From the beginning Kuhn associated the benefits of imipramine particularly with endogenous, or what he sometimes called ‘vital’ depression. Endogenous depression replaced the idea of melancholia and referred to a state that was thought to originate from biological dysfunction in contrast to ‘reactive’ or ‘neurotic’ depression that was thought to be a response to external events. Endogenous depression is held to be characterised by symptoms that indicate its biological origins, such as sleep and appetite disturbance.
These are still referred to as ‘biological’ symptoms of depression, although there is no basis for concluding that these have any more biological origin than any other features of a depressed state. Again Kuhn offered no data to support his assertion that imipramine was more effective in endogenous depression than other sorts of depression, only his overall impressions. Yet the claim that there is a particular type of depressive condition that responds to the drug also helps suggest a disease-specific notion of the effects of imipramine. It implies that the drugs’ effects are not universal, but confined to people who are believed to have a truly biological condition.
In 1958, Hans Lehmann and colleagues published a paper describing their experiences of using imipramine, which provides a transition from a drug-centred to a disease-centred view of the drug treatment of depression.
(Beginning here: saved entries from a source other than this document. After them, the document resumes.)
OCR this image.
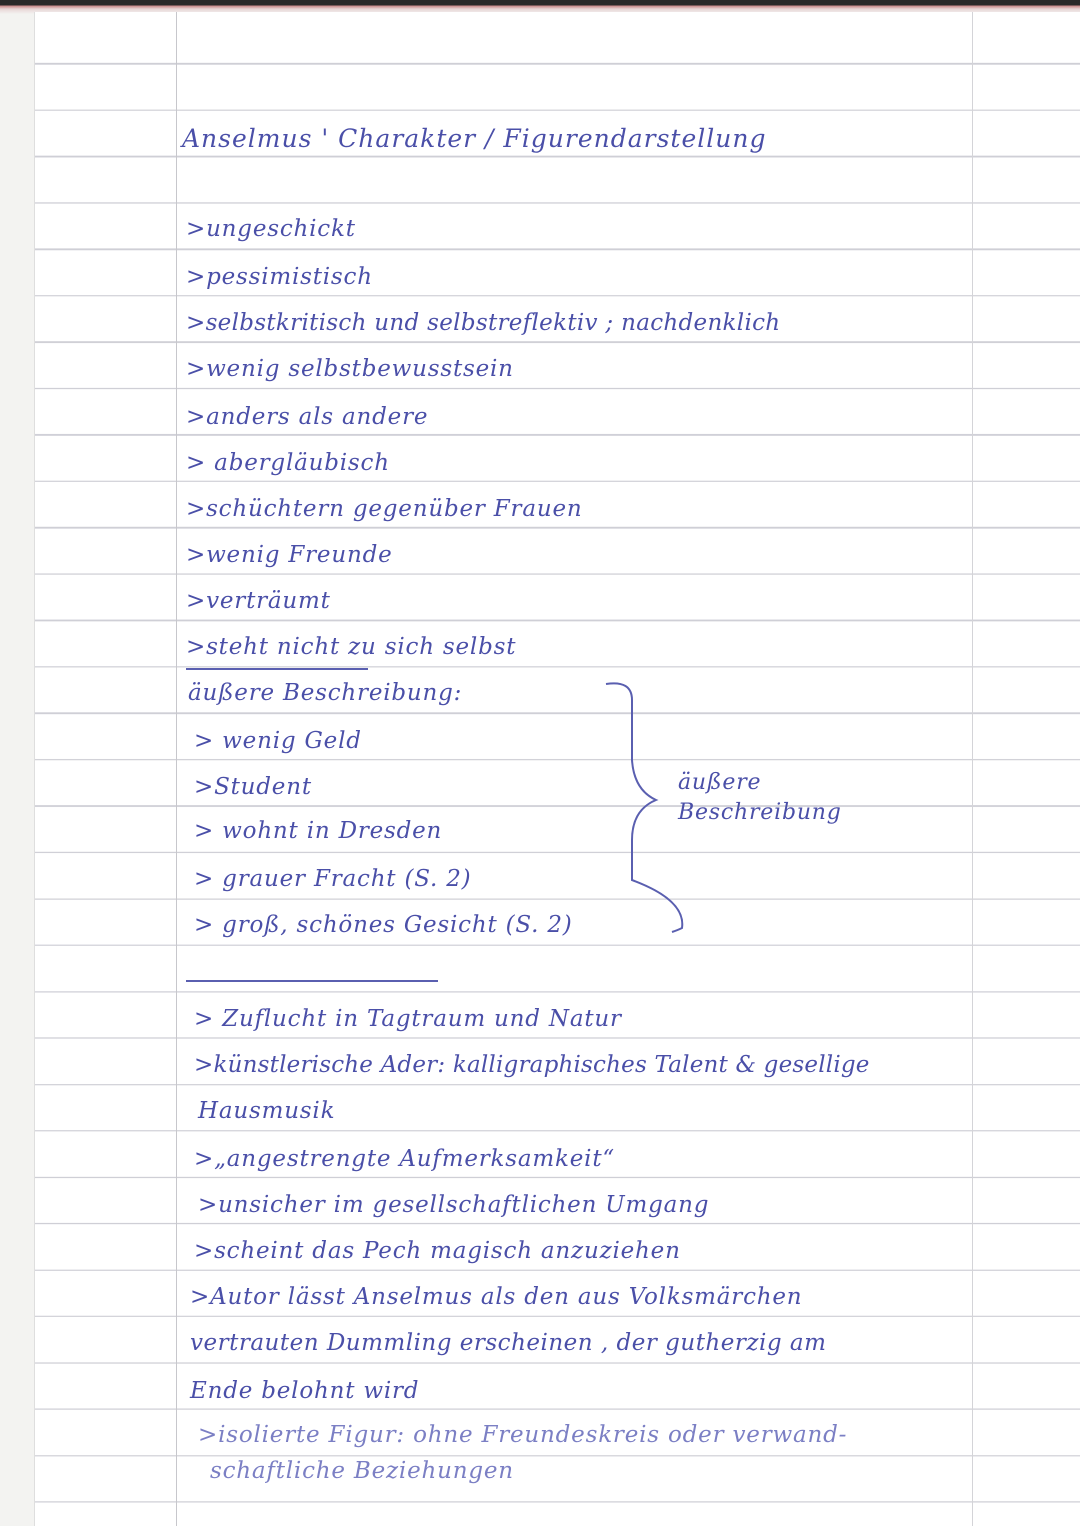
Anselmus ' Charakter / Figurendarstellung
>ungeschickt
>pessimistisch
>selbstkritisch und selbstreflektiv ; nachdenklich
>wenig selbstbewusstsein
>anders als andere
> abergläubisch
>schüchtern gegenüber Frauen
>wenig Freunde
>verträumt
>steht nicht zu sich selbst
äußere Beschreibung:
> wenig Geld
>Student
> wohnt in Dresden
> grauer Fracht (S. 2)
> groß, schönes Gesicht (S. 2)
äußere
Beschreibung
> Zuflucht in Tagtraum und Natur
>künstlerische Ader: kalligraphisches Talent & gesellige
Hausmusik
>„angestrengte Aufmerksamkeit“
>unsicher im gesellschaftlichen Umgang
>scheint das Pech magisch anzuziehen
>Autor lässt Anselmus als den aus Volksmärchen
vertrauten Dummling erscheinen , der gutherzig am
Ende belohnt wird
>isolierte Figur: ohne Freundeskreis oder verwand-
schaftliche Beziehungen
They described imipramine as having ‘primarily inhibitory or depressing (in the physiological sense) action on the central nervous system’. They also noted ‘we are unable at this stage to express any opinion on the specificity of the pharmacological action of imipramine (G 22355). It is conceivable that similar results might have been obtained with other drugs’ .
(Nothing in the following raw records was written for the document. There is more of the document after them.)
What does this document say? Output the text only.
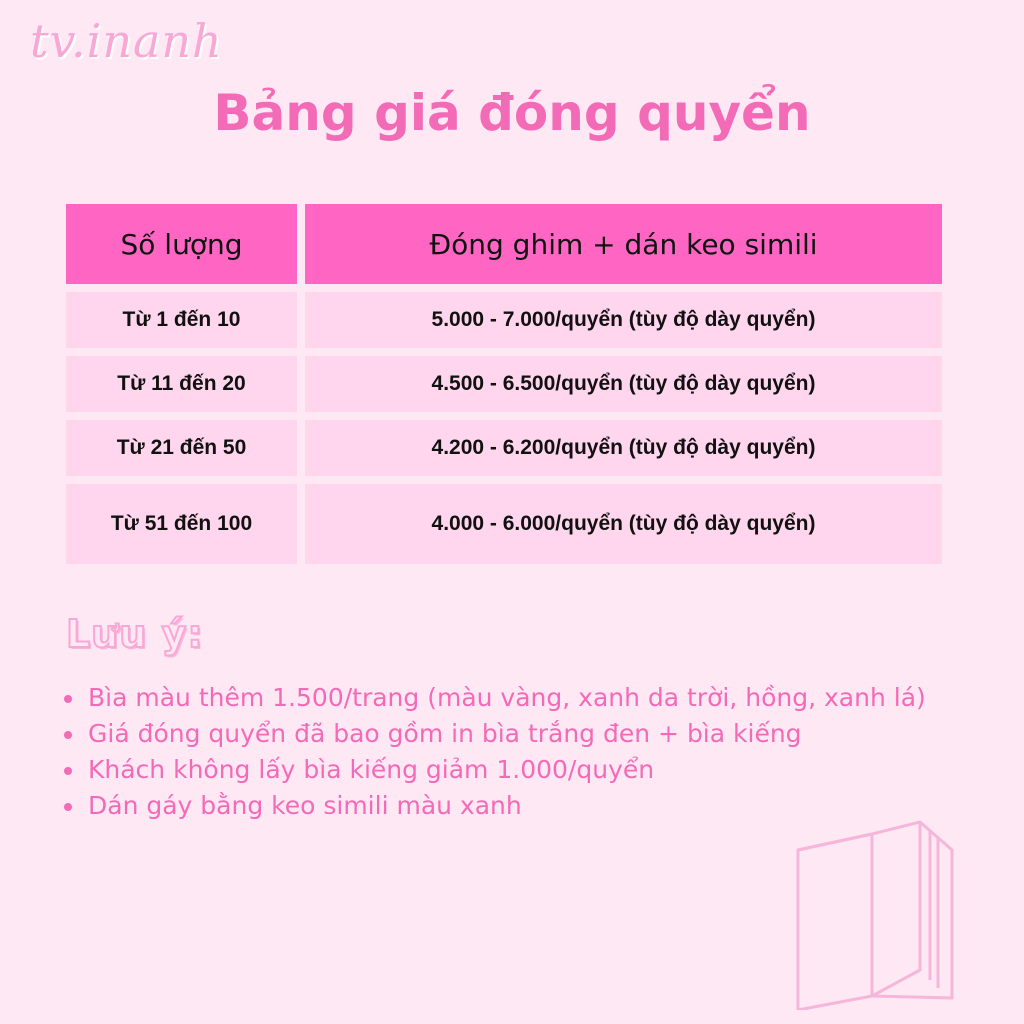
tv.inanh
Bảng giá đóng quyển
Số lượng	Đóng ghim + dán keo simili
Từ 1 đến 10	5.000 - 7.000/quyển (tùy độ dày quyển)
Từ 11 đến 20	4.500 - 6.500/quyển (tùy độ dày quyển)
Từ 21 đến 50	4.200 - 6.200/quyển (tùy độ dày quyển)
Từ 51 đến 100	4.000 - 6.000/quyển (tùy độ dày quyển)
Lưu ý:
• Bìa màu thêm 1.500/trang (màu vàng, xanh da trời, hồng, xanh lá)
• Giá đóng quyển đã bao gồm in bìa trắng đen + bìa kiếng
• Khách không lấy bìa kiếng giảm 1.000/quyển
• Dán gáy bằng keo simili màu xanh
The authors then proceeded to formulate a physical theory of the aetiology of depression, providing a disease-specific rationale for the effects of imipramine in depressed states. Although their explanations involved the still fashionable theory of electrical circuits, interestingly they suggested the idea that depression represents a state of disturbed physiological equilibrium, which has echoes of the chemical imbalance metaphor employed so widely today. ‘A therapeutically effective drug (for depression) restores the disturbed equilibrium of excitatory gradients, either by direct influence on the disturbed focus or by acting on surrounding cerebral field.